The hospital ran out of oxygen on Saturday afternoon and was able to get it from a government hospital to save the lives of its oxygen patients.
In addition, according to Gautam, the shift to the need for recommendations for oxygen use is also intended to discourage the delivery of oxygen to individual households amid the lack of oxygen in hospitals.
The oxygen makers say they have also dispensed oxygen to individuals as prescribed by hospitals or doctors.
Public health experts have also questioned whether the government’s decision would be practical.
“Hospitals that are overwhelmed with Covid-19 patients might need oxygen even at midnight,” Dr Baburam Marasini, former director of the Division of Epidemiology and Disease Control, told The Post, adding: ” Will the ministry prepare a letter of recommendation at midnight? “
Authorities say, however, that the process of finding letters of recommendation would not hamper the ability of hospitals to receive oxygen on time.
“The hospital management stays on top of its oxygen supply and they shouldn’t wait to receive a letter of recommendation until the hospital is on the verge of running out of oxygen,” said the Gautam spokesperson.
But oxygen continues to be a scarce commodity along with the bottles that contain it.
Nepalese police have started collecting oxygen cylinders from businesses and factories and distributing them to hospitals.
According to data provided by Nepalese police, as of Saturday evening, they have collected 2,781 oxygen cylinders across the country.
“Nine hundred oxygen cylinders were donated to hospitals in need of emergency supplies, while 1,881 cylinders were distributed to oxygen manufacturers,” said Chief Superintendent Basanta Bahadur Kunwar, also a spokesperson. Nepalese police.
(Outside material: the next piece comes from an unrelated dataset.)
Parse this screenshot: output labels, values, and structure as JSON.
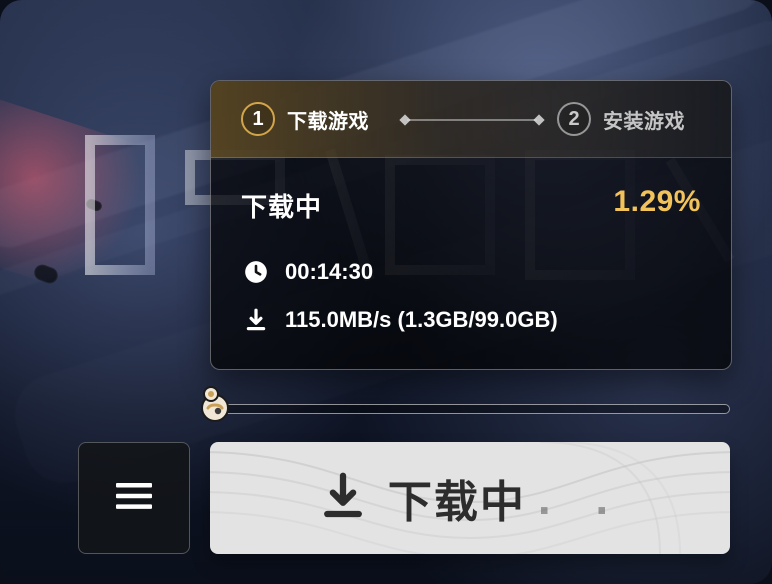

According to the SSP Kunwar, oxygen cylinders used by businesses for non-medical purposes were taken by the police after requesting them from the owners.
“Many people also kept oxygen in stock, while some sold oxygen cylinders on the black market and also hid cylinders in stores and warehouses for future use. These were confiscated by the police, ”Kunwar told the Post.
But despite efforts, supply may not meet demand.
There is more than 80,000 people infected in isolation at home, according to the Ministry of Health.
“Even though 20 percent of them need treatment, we are unable to provide treatment,” a Department of Health Services official told The Post, asking not to be named.
As of Sunday, 88 Covid-19-related deaths were recorded across the country. The health ministry said 52 of them had died in the past 24 hours.
“The other 36 people had died at different times and places,” Gautam, the spokesperson. “Some died on the way to hospital, some at home, and some tested positive only after death.”
The country has registered 8,777 new cases in polymerase chain reaction tests.
The number of active cases stands at 88,160.
As the Covid-19 pandemic continues unabated, doctors warn of an increase in the number of deaths if patients with breathing difficulties do not receive oxygen support.
“If we have 2,000 beds and an adequate supply of oxygen, it will make a big difference,” Dr. Kiran Pandey, a doctor at Hams Hospital, told the Post. “The major problems lie in the management and coordination between the agencies concerned.”